WITH MyTable(description) AS (
SELECT 'STUD BOLT SET, SANS 1700, GR 8.8, SANS 1700, GR 8, GALVANISED (8 X M24 X 140 LG C/W 1 NUT, 12 X M24 X 170 LG C/W 1 NUT)'
UNION ALL
SELECT 'STUD BOLT SET, SANS 1700, GR 8.8, SANS 1700, GR 8, GALVANISED (2 X M20 X 80 LG C/W 1 NUT, 6 X M20 X 90 LG C/W 1 NUT)'
UNION ALL
SELECT 'STUD BOLT SET, SANS 1700, GR 8.8, SANS 1700, GR 8, GALVANISED (8 X M24 X 130 LG C/W 1 NUT, 12 X M24 X 150 LG C/W 1 NUT)'
UNION ALL
SELECT 'STUD BOLT SET, ASME B1.1, ASTM A193 B7, ASME B1.1, ASTM A194 GR 2H, GALVANISED (28 x 1 3/4" UN8 x 270 LG C/W 1 NUT)'
)
SELECT 
SUBSTRING(description, LEN(description) - pos1 - pos2, pos2 - 1)
FROM MyTable
/* REVERSE the string so that searching for the rightmost character/pattern will be equivalent to searching the leftmost character/reversed pattern in the reversed string */
CROSS APPLY (SELECT REVERSE(description)) AS rev(revDescription) 
/* Find the rightmost occurrence of 'LG', by searching the leftmost occurrence of 'GL' in the reserved string */
CROSS APPLY (SELECT patindex(REVERSE(N'% % LG%'), revDescription)) AS ca1(pos1)
/* Skipping the L (from LG) and its preceding space (i.e. starting on character 3), find the rightmost space */
CROSS APPLY (SELECT CHARINDEX(' ', SUBSTRING(revDescription, pos1 + 3, 1000))) AS ca2(pos2)
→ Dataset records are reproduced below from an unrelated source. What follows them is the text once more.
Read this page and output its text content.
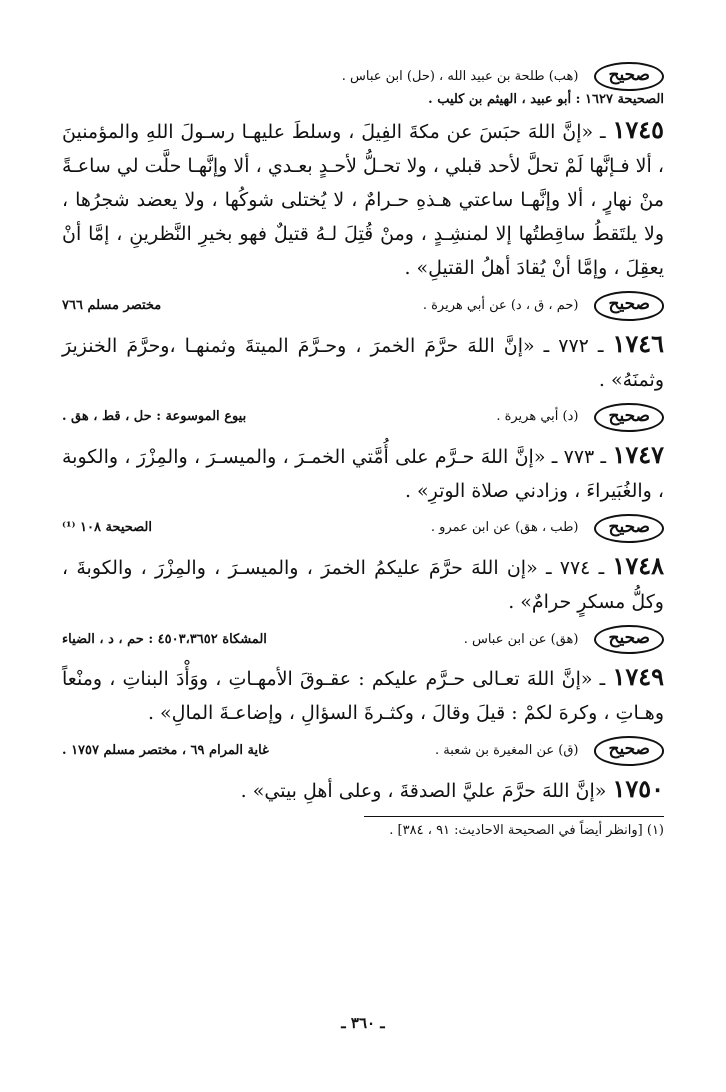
صحيح
(هب) طلحة بن عبيد الله ، (حل) ابن عباس .
الصحيحة ١٦٢٧ : أبو عبيد ، الهيثم بن كليب .
١٧٤٥ ـ «إنَّ اللهَ حبَسَ عن مكةَ الفِيلَ ، وسلطَ عليهـا رسـولَ اللهِ والمؤمنينَ ، ألا فـإنَّها لَمْ تحلَّ لأحد قبلي ، ولا تحـلُّ لأحـدٍ بعـدي ، ألا وإنَّهـا حلَّت لي ساعـةً منْ نهارٍ ، ألا وإنَّهـا ساعتي هـذهِ حـرامٌ ، لا يُختلى شوكُها ، ولا يعضد شجرُها ، ولا يلتَقطُ ساقِطتُها إلا لمنشِـدٍ ، ومنْ قُتِلَ لـهُ قتيلٌ فهو بخيرِ النَّظرينِ ، إمَّا أنْ يعقِلَ ، وإمَّا أنْ يُقادَ أهلُ القتيلِ» .
صحيح
(حم ، ق ، د) عن أبي هريرة .
مختصر مسلم ٧٦٦
١٧٤٦ ـ ٧٧٢ ـ «إنَّ اللهَ حرَّمَ الخمرَ ، وحـرَّمَ الميتةَ وثمنهـا ،وحرَّمَ الخنزيرَ وثمنَهُ» .
صحيح
(د) أبي هريرة .
بيوع الموسوعة : حل ، قط ، هق .
١٧٤٧ ـ ٧٧٣ ـ «إنَّ اللهَ حـرَّم على أُمَّتي الخمـرَ ، والميسـرَ ، والمِزْرَ ، والكوبة ، والغُبَيراءَ ، وزادني صلاة الوترِ» .
صحيح
(طب ، هق) عن ابن عمرو .
الصحيحة ١٠٨ ⁽¹⁾
١٧٤٨ ـ ٧٧٤ ـ «إن اللهَ حرَّمَ عليكمُ الخمرَ ، والميسـرَ ، والمِزْرَ ، والكوبةَ ، وكلُّ مسكرٍ حرامٌ» .
صحيح
(هق) عن ابن عباس .
المشكاة ٤٥٠٣،٣٦٥٢ : حم ، د ، الضياء
١٧٤٩ ـ «إنَّ اللهَ تعـالى حـرَّم عليكم : عقـوقَ الأمهـاتِ ، ووَأْدَ البناتِ ، ومنْعاً وهـاتِ ، وكرهَ لكمْ : قيلَ وقالَ ، وكثـرةَ السؤالِ ، وإضاعـةَ المالِ» .
صحيح
(ق) عن المغيرة بن شعبة .
غاية المرام ٦٩ ، مختصر مسلم ١٧٥٧ .
١٧٥٠ «إنَّ اللهَ حرَّمَ عليَّ الصدقةَ ، وعلى أهلِ بيتي» .
(١) [وانظر أيضاً في الصحيحة الاحاديث: ٩١ ، ٣٨٤] .
ـ ٣٦٠ ـ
Other databases may have better support for regular expression, making the query much easier to write. Below is an example with Postgres, we can get it done in 1 line; a similar approach may work with other databases too.

WITH MyTable(description) AS (
SELECT 'STUD BOLT SET, SANS 1700, GR 8.8, SANS 1700, GR 8, GALVANISED (8 X M24 X 140 LG C/W 1 NUT, 12 X M24 X 170 LG C/W 1 NUT)'
UNION ALL
SELECT 'STUD BOLT SET, SANS 1700, GR 8.8, SANS 1700, GR 8, GALVANISED (2 X M20 X 80 LG C/W 1 NUT, 6 X M20 X 90 LG C/W 1 NUT)'
UNION ALL
SELECT 'STUD BOLT SET, SANS 1700, GR 8.8, SANS 1700, GR 8, GALVANISED (8 X M24 X 130 LG C/W 1 NUT, 12 X M24 X 150 LG C/W 1 NUT)'
UNION ALL
SELECT 'STUD BOLT SET, ASME B1.1, ASTM A193 B7, ASME B1.1, ASTM A194 GR 2H, GALVANISED (28 x 1 3/4" UN8 x 270 LG C/W 1 NUT)'
)
SELECT UNNEST(regexp_matches(description, '(\d+)\s*LG(?!LG)'))
FROM MyTable

In this case, we capture the number ((\d+)) before LG. (?!LG) is a negative lookahead, which means there cannot be allowed another occurrence of LG to the right of the one we want to capture.
If you were to remove (?!LG) (as well as the UNNEST), you would get all the numbers immediately preceding all the occurrences of LG in 1 array per input string.